Right now our eyes are not focused on pluralism as our greatest enemy. We are more focused on what others in our ranks are doing or not doing. Debates about charismatic gifts are unlikely to divide us. Discussions about the role of women will continue to marginalize us but probably will not break us. Dealing with changing sexual mores may drive our youth away but will probably not divide us. All these issues are secondary to the challenges of pluralism.

Two years later, in the wake of Donald Trump’s victory, Keller corrected course. Uniting in response to a perceived enemy — looking for denominational cooperation — is part of what produced evangelical support for Trump:

In a book published earlier this year, “In Search of Ancient Roots: The Christian Past and the Evangelical Identity Crisis,” the historian Kenneth J. Stewart makes the case that the evangelical impulse in Christianity has been with us for centuries, taking on many different forms and bearing many different names, while maintaining substantially similar core beliefs. Many have analyzed the weaknesses of the current iteration of this movement. The desire by mid-twentieth-century leaders to foster more widespread coöperation between evangelicals and downplay denominational differences cut believers off from the past, some religion scholars have found. The result was an emphasis on personal experience rather than life in a church with historical memory.
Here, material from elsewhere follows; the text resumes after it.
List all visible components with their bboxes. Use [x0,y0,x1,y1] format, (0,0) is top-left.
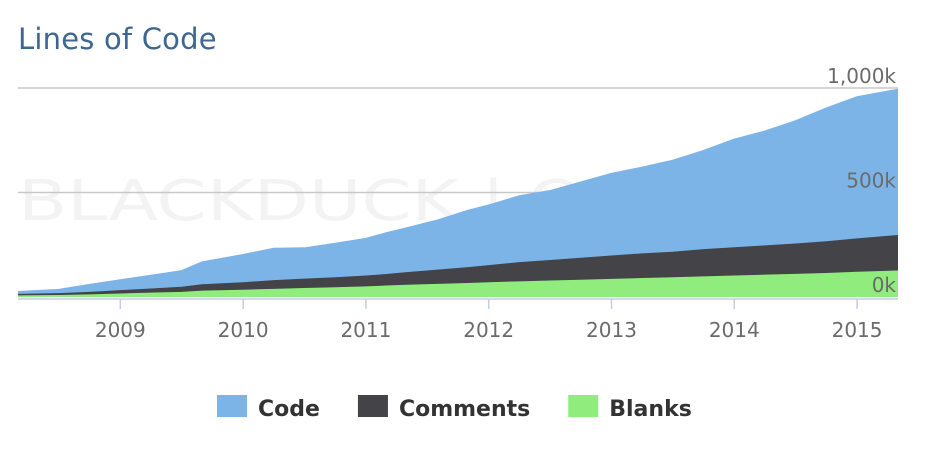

This has made present-day evangelicals more vulnerable to political movements that appeal to their self-interest, even in contradiction to Biblical teachings, for example, about welcoming the immigrant and lifting up the poor.

The lesson appears to be that a broad interdenominational cooperation by post-World War II evangelicals made born-again Protestants more political and less ecclesiastical.

It is at the very least, advice with a mixed message and could raise questions about the capacities of pastors to assess culture and society.

It is also a tad ironic for Keller to critique downplaying denominational differences when City-to-City is hardly a program of the PCA’s Mission to North America or Mission to the World.